Political globalisation has been outpaced by economic globalisation. We have a system of global governance without global governments. There is a greater need for collective action but the framework to take political action consistent with the principles of social justice envisaged nationally does not exist. And that has been one of the arguments for other groupings working beyond the national level but it is a very delicate issue.

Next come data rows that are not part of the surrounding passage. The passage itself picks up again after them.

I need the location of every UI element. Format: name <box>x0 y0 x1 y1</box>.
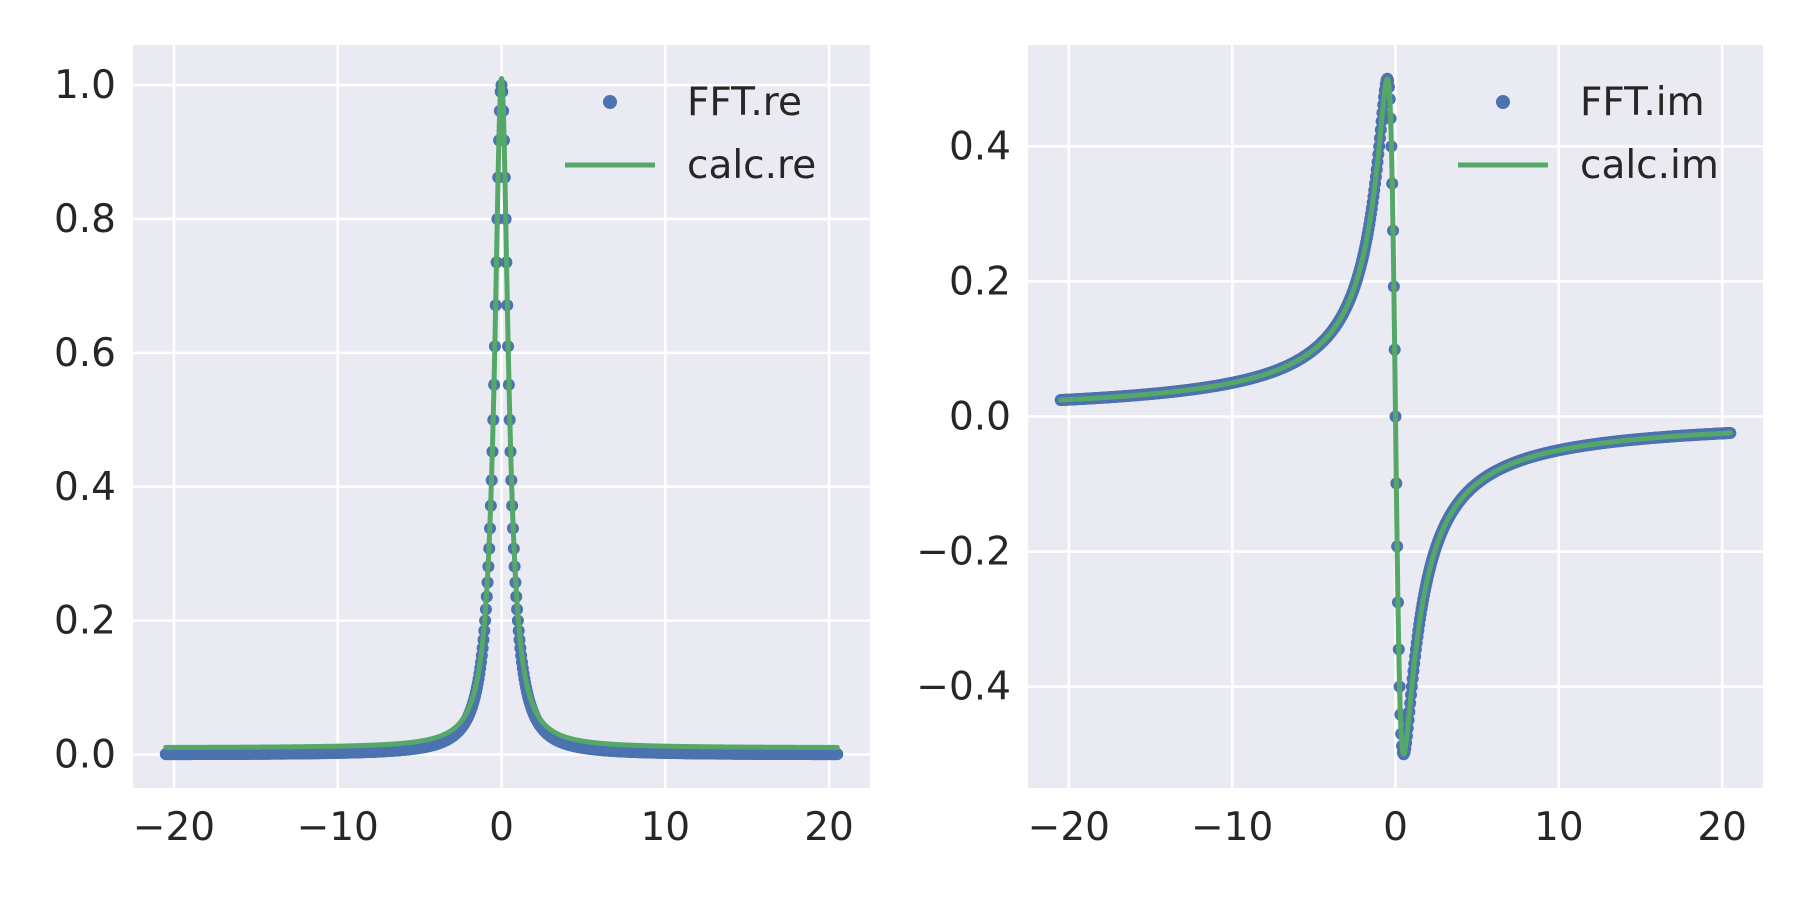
legend-label: calc.re <box>687 143 816 188</box>
legend-label: calc.im <box>1580 143 1719 188</box>
y-tick-label: 0.4 <box>54 465 116 510</box>
x-tick-label: −20 <box>133 805 215 850</box>
legend-marker <box>1496 95 1510 109</box>
y-tick-label: 1.0 <box>54 63 116 108</box>
legend-label: FFT.re <box>687 80 802 125</box>
x-tick-label: 0 <box>1383 805 1408 850</box>
y-tick-label: −0.4 <box>916 665 1011 710</box>
y-tick-label: 0.6 <box>54 331 116 376</box>
y-tick-label: 0.8 <box>54 197 116 242</box>
y-tick-label: 0.2 <box>54 599 116 644</box>
data-point <box>831 748 844 761</box>
x-tick-label: −10 <box>297 805 379 850</box>
data-layer <box>159 75 844 761</box>
y-tick-label: 0.0 <box>949 395 1011 440</box>
legend: FFT.re calc.re <box>565 80 816 188</box>
y-tick-label: −0.2 <box>916 530 1011 575</box>
legend-marker <box>603 95 617 109</box>
y-tick-label: 0.4 <box>949 124 1011 169</box>
legend: FFT.im calc.im <box>1458 80 1719 188</box>
x-tick-label: −20 <box>1028 805 1110 850</box>
x-tick-label: −10 <box>1191 805 1273 850</box>
left-chart-panel: −20 −10 0 10 20 0.0 0.2 0.4 0.6 0.8 1.0 FFT.re calc.… <box>54 45 870 850</box>
series-FFT.re <box>159 79 844 761</box>
x-tick-label: 20 <box>1697 805 1747 850</box>
series-calc.re-line <box>163 75 840 750</box>
x-tick-label: 0 <box>489 805 514 850</box>
x-tick-label: 20 <box>804 805 854 850</box>
series-calc.im-line <box>1058 76 1733 757</box>
data-layer <box>1054 72 1737 761</box>
y-tick-label: 0.0 <box>54 733 116 778</box>
x-tick-label: 10 <box>640 805 690 850</box>
x-tick-label: 10 <box>1534 805 1584 850</box>
legend-label: FFT.im <box>1580 80 1705 125</box>
right-chart-panel: −20 −10 0 10 20 −0.4 −0.2 0.0 0.2 0.4 FFT.im calc.i… <box>916 45 1763 850</box>
y-tick-label: 0.2 <box>949 259 1011 304</box>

In the area of trade, one always worries that regional trade agreements benefit the countries in the region at the expense of others. So, there is trade diversion rather than trade creation. Therefore regional agreements need to be crafted in a way that they increase the spheres of cooperation within a region without undermining multilateral cooperation. There is a role for more cooperation in the monetary area through an Asian Monetary Fund. There is also room for cooperation of like-minded countries, such as a South-South trade agreement between India, China, Brazil and South Africa. Agreements like these also help develop a sense of social solidarity amongst the people in those countries.

Have you saved any of your criticisms for yourself for the time that you were in office with those very institutions - the World Bank and the US government - that you now criticise for some of their policies?
There are things I feel that I should have pushed harder on. For instance, in the Clinton administration, we had argued that the accounting frameworks in the US, such as the treatment of stock options, were defective. We fought hard but never went public with it because that was the norm. Only after I had left it turned out that what we had said was right. I do not think I could have stopped that mistake but I would have liked to have pushed harder on it.

At the World Bank, I fought very hard on a lot of issues and fairly public on many of them. Many of the policies, such as the way we were advising Russia to reform to make the transition, were very bad. Eventually I helped change that but not fast enough.

We have seen 'the rebel within' during your outspoken stint with the World Bank. Will we now see 'the reformer within'? Are you going back to public life?
I feel I have a greater role to play in an advisory capacity. It is a lot of work doing the day-to-day running of these organisations.